Quality of life, Swanson says, will be a central issue. "What values and scientific information will we apply in determining quality of life for a farm animal?" she asks. "And how will we best secure that quality of life?"

It's crucial for veterinarians of all kinds — small-animal, large-animal, food-animal, exotic, zoo — to learn about and understand the work of peers in other fields, she says. Just don't dismiss food-animal veterinarians out of hand as uncaring and in the pocket of the industry, says Dr.
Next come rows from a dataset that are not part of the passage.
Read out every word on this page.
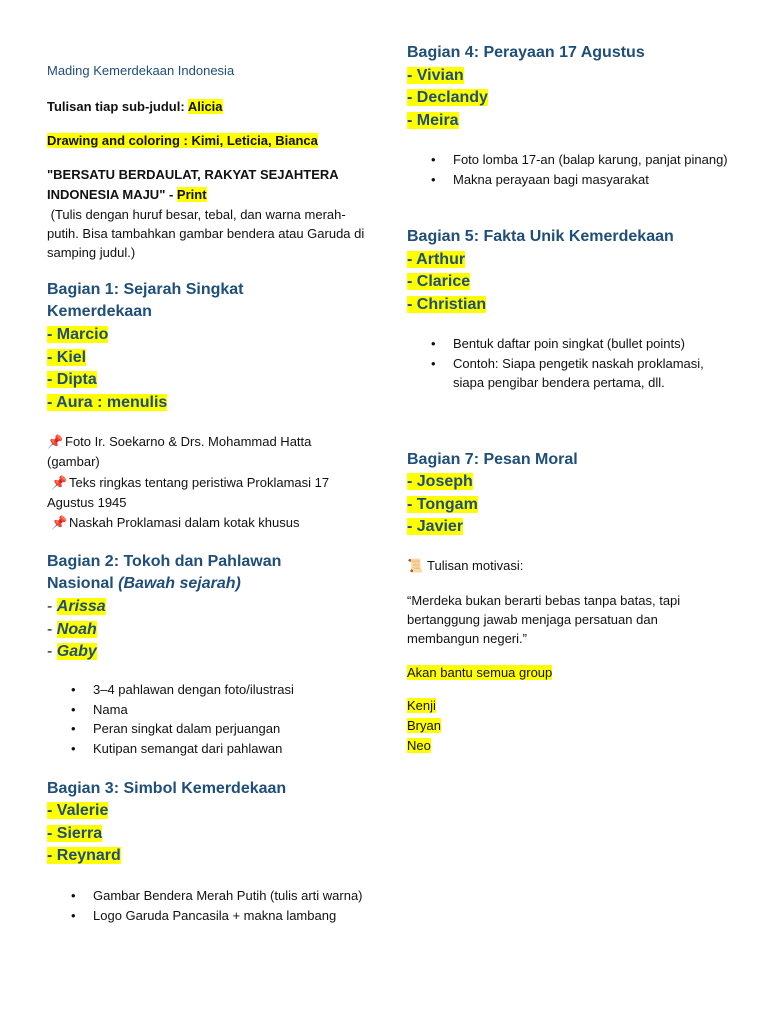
Mading Kemerdekaan Indonesia
Tulisan tiap sub-judul: Alicia
Drawing and coloring : Kimi, Leticia, Bianca
"BERSATU BERDAULAT, RAKYAT SEJAHTERA
INDONESIA MAJU" - Print
(Tulis dengan huruf besar, tebal, dan warna merah-putih. Bisa tambahkan gambar bendera atau Garuda di samping judul.)
Bagian 1: Sejarah Singkat
Kemerdekaan
- Marcio
- Kiel
- Dipta
- Aura : menulis
📌 Foto Ir. Soekarno & Drs. Mohammad Hatta (gambar)
📌 Teks ringkas tentang peristiwa Proklamasi 17 Agustus 1945
📌 Naskah Proklamasi dalam kotak khusus
Bagian 2: Tokoh dan Pahlawan
Nasional (Bawah sejarah)
- Arissa
- Noah
- Gaby
• 3–4 pahlawan dengan foto/ilustrasi
• Nama
• Peran singkat dalam perjuangan
• Kutipan semangat dari pahlawan
Bagian 3: Simbol Kemerdekaan
- Valerie
- Sierra
- Reynard
• Gambar Bendera Merah Putih (tulis arti warna)
• Logo Garuda Pancasila + makna lambang
Bagian 4: Perayaan 17 Agustus
- Vivian
- Declandy
- Meira
• Foto lomba 17-an (balap karung, panjat pinang)
• Makna perayaan bagi masyarakat
Bagian 5: Fakta Unik Kemerdekaan
- Arthur
- Clarice
- Christian
• Bentuk daftar poin singkat (bullet points)
• Contoh: Siapa pengetik naskah proklamasi, siapa pengibar bendera pertama, dll.
Bagian 7: Pesan Moral
- Joseph
- Tongam
- Javier
📜 Tulisan motivasi:
“Merdeka bukan berarti bebas tanpa batas, tapi bertanggung jawab menjaga persatuan dan membangun negeri.”
Akan bantu semua group
Kenji
Bryan
Neo
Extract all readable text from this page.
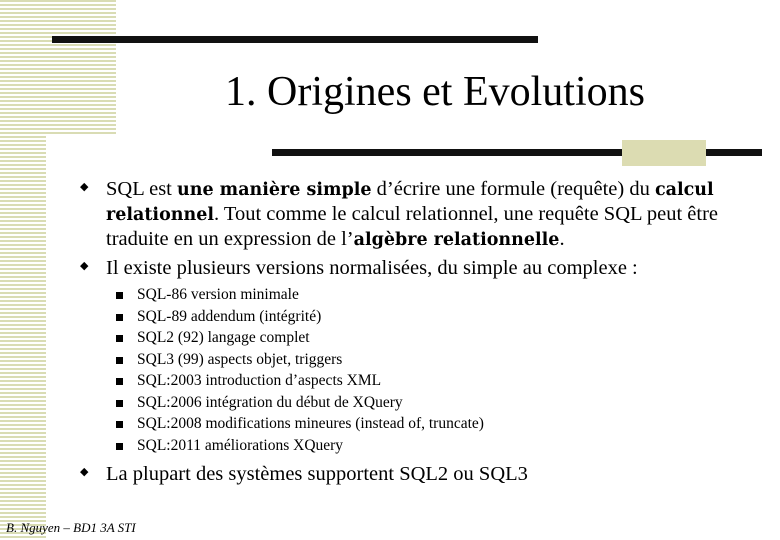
1. Origines et Evolutions
◆ SQL est une manière simple d’écrire une formule (requête) du calcul relationnel. Tout comme le calcul relationnel, une requête SQL peut être traduite en un expression de l’algèbre relationnelle.
◆ Il existe plusieurs versions normalisées, du simple au complexe :
SQL-86 version minimale
SQL-89 addendum (intégrité)
SQL2 (92) langage complet
SQL3 (99) aspects objet, triggers
SQL:2003 introduction d’aspects XML
SQL:2006 intégration du début de XQuery
SQL:2008 modifications mineures (instead of, truncate)
SQL:2011 améliorations XQuery
◆ La plupart des systèmes supportent SQL2 ou SQL3
B. Nguyen – BD1 3A STI
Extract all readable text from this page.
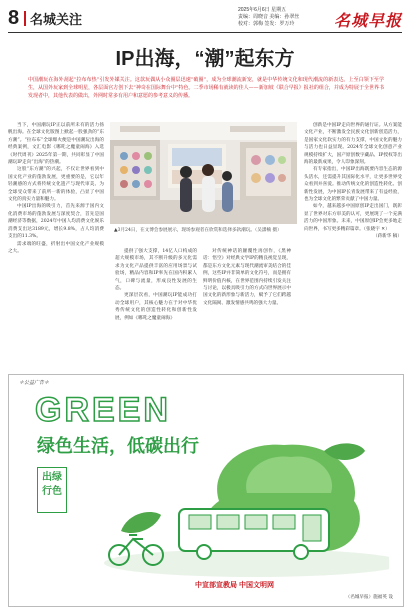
8 名城关注
2025年6月6日 星期五
责编：周晓音 美编：孙翠丝
校对：郭梅 签发：罗万玲	名城早报
IP出海，“潮”起东方
中国潮玩在海外刮起“拉布布热”引发外媒关注。这款玩偶从小众圈层迅速“破圈”，成为全球潮流新宠，就是中华传统文化和现代潮流的新表达。上至白领下至学生，从国外玩家到全球明星，各层面官方创下去“神奇在国际舞台中”特色。二季市场稀有就读的佳人——新加坡《联合早报》报社的组合，并成为特展于全世界书发现者中，其他代表的做出，外网时常多有用户和意愿的参考意义的传播。
▲3月24日，在文博会参展展示，现场参观者在欣赏和选择多款潮玩。（吴潇楠 摄）

当下，中国潮玩IP正以前所未有的活力扬帆出海。在全球文化版图上掀起一股强劲的“东方潮”。“拉布布”全球爆火便是中国潮玩出海的经典案例，文汇电影《哪吒之魔童闹海》入选《时代周刊》2025年第一期，共同彰显了中国潮玩IP走向“出海”的热潮。

这股“东方潮”的兴起，不仅让世界看到中国文化产业的蓬勃发展，更重要的是，它以年轻潮感的方式将传统文化遗产与现代审美、为全球受众带来了前所一新的体验，凸显了中国文化的真实力量和魅力。

中国IP出海的吸引力，首先来源于国内文化消费市场的蓬勃发展与深度契合，首先是国潮经济等数据，2024年中国人均消费文化娱乐消费支出达3189元，增长9.8%，占人均消费支出的11.3%。

需求端的旺盛，折射出中国文化产业规模之大。	提供了强大支撑，14亿人口构成的超大规模市场，其不断升级的多元化需求为文化产品提供丰富的应用场景与试验场，精品内容和IP率先在国内积累人气，口碑与流量，形成良性发展的生态。

更深层次看，中国潮玩IP能成功打动全球用户，其核心魅力在于对中华优秀传统文化的创造性转化和创新性发展，例如《哪吒之魔童闹海》

对传统神话的颠覆性再创作，《黑神话：悟空》对经典文学IP的精良视觉呈现，都是东方文化元素与现代潮流审美结合的佳例，这些IP并非简单的文化符号，而是拥有鲜明价值内核，在世界范围内持续引发关注与讨论，以极具吸引力的方式向世界展示中国文化的新形象与新活力，赋予了它们跨越文化隔阂、激发情感共鸣的强大力量。

创新是中国IP走向世界的通行证。从方案能文化产业，不断激发全民族文化创新创造活力，是国家文化软实力的有力支撑，中国文化的魅力与活力也日益显现。2024年全球文化创意产业规模持续扩大，国产原创数字藏品、IP授权等出海的最新成果，令人印象深刻。

有专家指出，中国IP出海既要内容生态的源头活水，还需提升其国际化水平，让更多世界受众看到并喜爱。推动传统文化的创造性转化、创新性发展，为中国IP长青发展带来了有益经验，也为全球文化的繁荣贡献了中国力量。

如今，越来越多中国原创IP走出国门，既彰显了世界对东方审美的认可，更展现了一个充满活力的中国形象。未来，中国原创IP会更多地走向世界，书写更多精彩篇章。（张晓宇 ✕）

（蒋新华 稿）

＊公益广告＊
GREEN
绿色生活，低碳出行
出绿
行色
中宣部宣教局 中国文明网
（名城早报）施福英 设
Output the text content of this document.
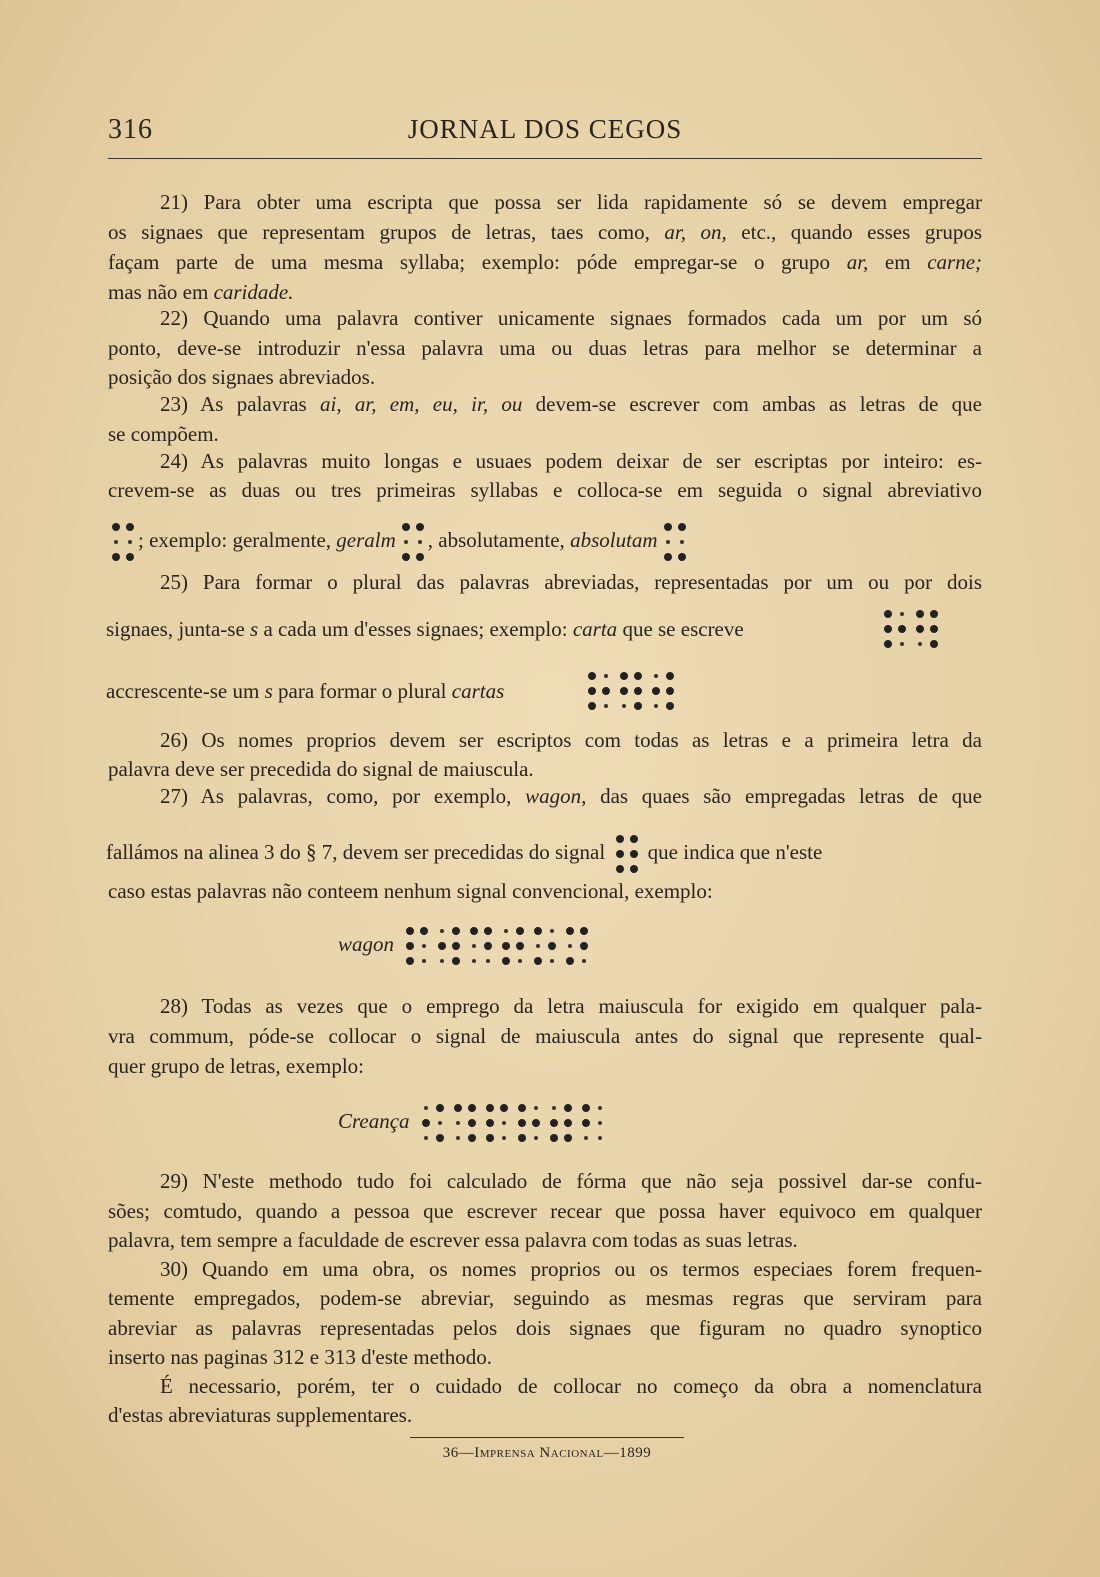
316	JORNAL DOS CEGOS
21) Para obter uma escripta que possa ser lida rapidamente só se devem empregar
os signaes que representam grupos de letras, taes como, ar, on, etc., quando esses grupos
façam parte de uma mesma syllaba; exemplo: póde empregar-se o grupo ar, em carne;
mas não em caridade.
22) Quando uma palavra contiver unicamente signaes formados cada um por um só
ponto, deve-se introduzir n'essa palavra uma ou duas letras para melhor se determinar a
posição dos signaes abreviados.
23) As palavras ai, ar, em, eu, ir, ou devem-se escrever com ambas as letras de que
se compõem.
24) As palavras muito longas e usuaes podem deixar de ser escriptas por inteiro: es-
crevem-se as duas ou tres primeiras syllabas e colloca-se em seguida o signal abreviativo
; exemplo: geralmente, geralm , absolutamente, absolutam
25) Para formar o plural das palavras abreviadas, representadas por um ou por dois
signaes, junta-se s a cada um d'esses signaes; exemplo: carta que se escreve
accrescente-se um s para formar o plural cartas
26) Os nomes proprios devem ser escriptos com todas as letras e a primeira letra da
palavra deve ser precedida do signal de maiuscula.
27) As palavras, como, por exemplo, wagon, das quaes são empregadas letras de que
fallámos na alinea 3 do § 7, devem ser precedidas do signal que indica que n'este
caso estas palavras não conteem nenhum signal convencional, exemplo:
wagon
28) Todas as vezes que o emprego da letra maiuscula for exigido em qualquer pala-
vra commum, póde-se collocar o signal de maiuscula antes do signal que represente qual-
quer grupo de letras, exemplo:
Creança
29) N'este methodo tudo foi calculado de fórma que não seja possivel dar-se confu-
sões; comtudo, quando a pessoa que escrever recear que possa haver equivoco em qualquer
palavra, tem sempre a faculdade de escrever essa palavra com todas as suas letras.
30) Quando em uma obra, os nomes proprios ou os termos especiaes forem frequen-
temente empregados, podem-se abreviar, seguindo as mesmas regras que serviram para
abreviar as palavras representadas pelos dois signaes que figuram no quadro synoptico
inserto nas paginas 312 e 313 d'este methodo.
É necessario, porém, ter o cuidado de collocar no começo da obra a nomenclatura
d'estas abreviaturas supplementares.
36—Imprensa Nacional—1899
John Deen, associate professor of veterinary population medicine at the University of Minnesota.

Small-animal practitioners have a conflict of interest in promoting the importance of the human-animal bond to the economic benefit of their practices. "We all have conflicts of interest," Deen says. "But to say that my conflict of interest nullifies my expertise stops me cold."

In society

Who will speak for animals?

More and more, society is asking the experts difficult questions such as these:

How can food animals be housed in physically and behaviorally healthy ways? What constitutes humane slaughter? What is a pet worth? What does an animal deserve in its life?

Often these are questions for veterinarians — not just the professional ethicist or the expert, but every veterinarian who receives the questions in his/her exam room, during farm visits or in classrooms nationwide.

It's the hope of leaders in the veterinary field that every veterinarian will take on that mantle of public leadership, if only by answering questions one-on-one.

"From Day 1, every veterinarian is involved in animal welfare," says Beaver.

"Our concern is always the humane life and the humane death."